Si un handicap peut justifier le recours à la mendicité pour certaines personnes , la mendicité des mères de jumeaux est de plus en plus l’objet de polémique. Pourquoi la majorité d’entre elles s’adonnent-elles à cette pratique ? Enigme culturelle ou raisons économiques ? Quel avenir pour ces enfants (jumeaux) éduqués dans la rue ? Regard sur un phénomène social en pleine expansion dans la ville de Ouagadougou.

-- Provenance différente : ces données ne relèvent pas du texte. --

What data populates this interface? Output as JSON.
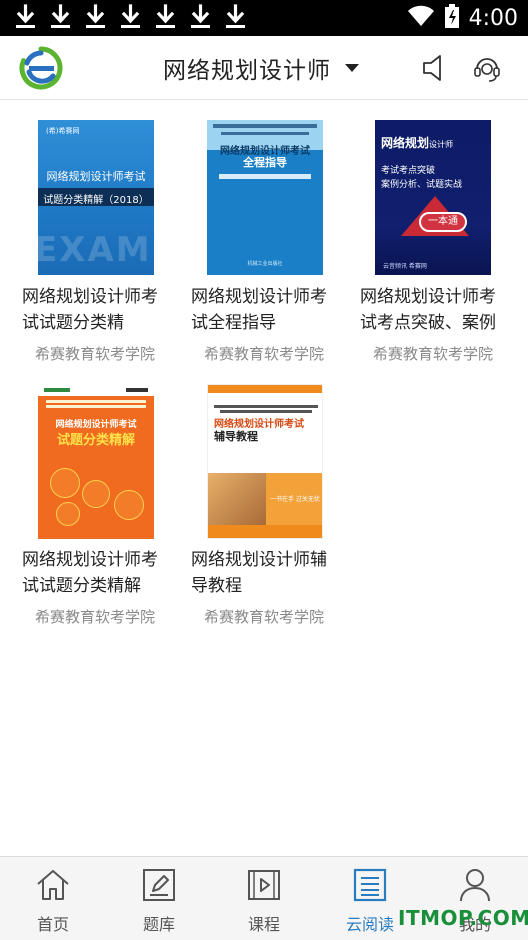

Adjaratou G., jeune femme d’une trentaine d’années, veuve et mère de 5 enfants dont des jumeaux d’à peine deux ans. La mendicité, c’est son métier. Elle avait les pieds et la tête couverts de poussière, portait des "tapettes" trouées, une jupe paysanne devenue transparente parce qu’usée, et un tee-shirt publicitaire autrefois blanc mais désormais noir de crasse. Elle portait ses jumeaux, l’un au dos et l’autre au bras, attachés à l’aide de vieux pagnes. Elle marchait le long d’une rue de la ville de Ouagadougou, le pas lourd, visiblement fatiguée. Mais cette démarche ainsi voulue avait un but : attirer l’attention des gens sur sa misère, susciter en eux la pitié, avec l’espoir d’obtenir quelques pièces d’argent.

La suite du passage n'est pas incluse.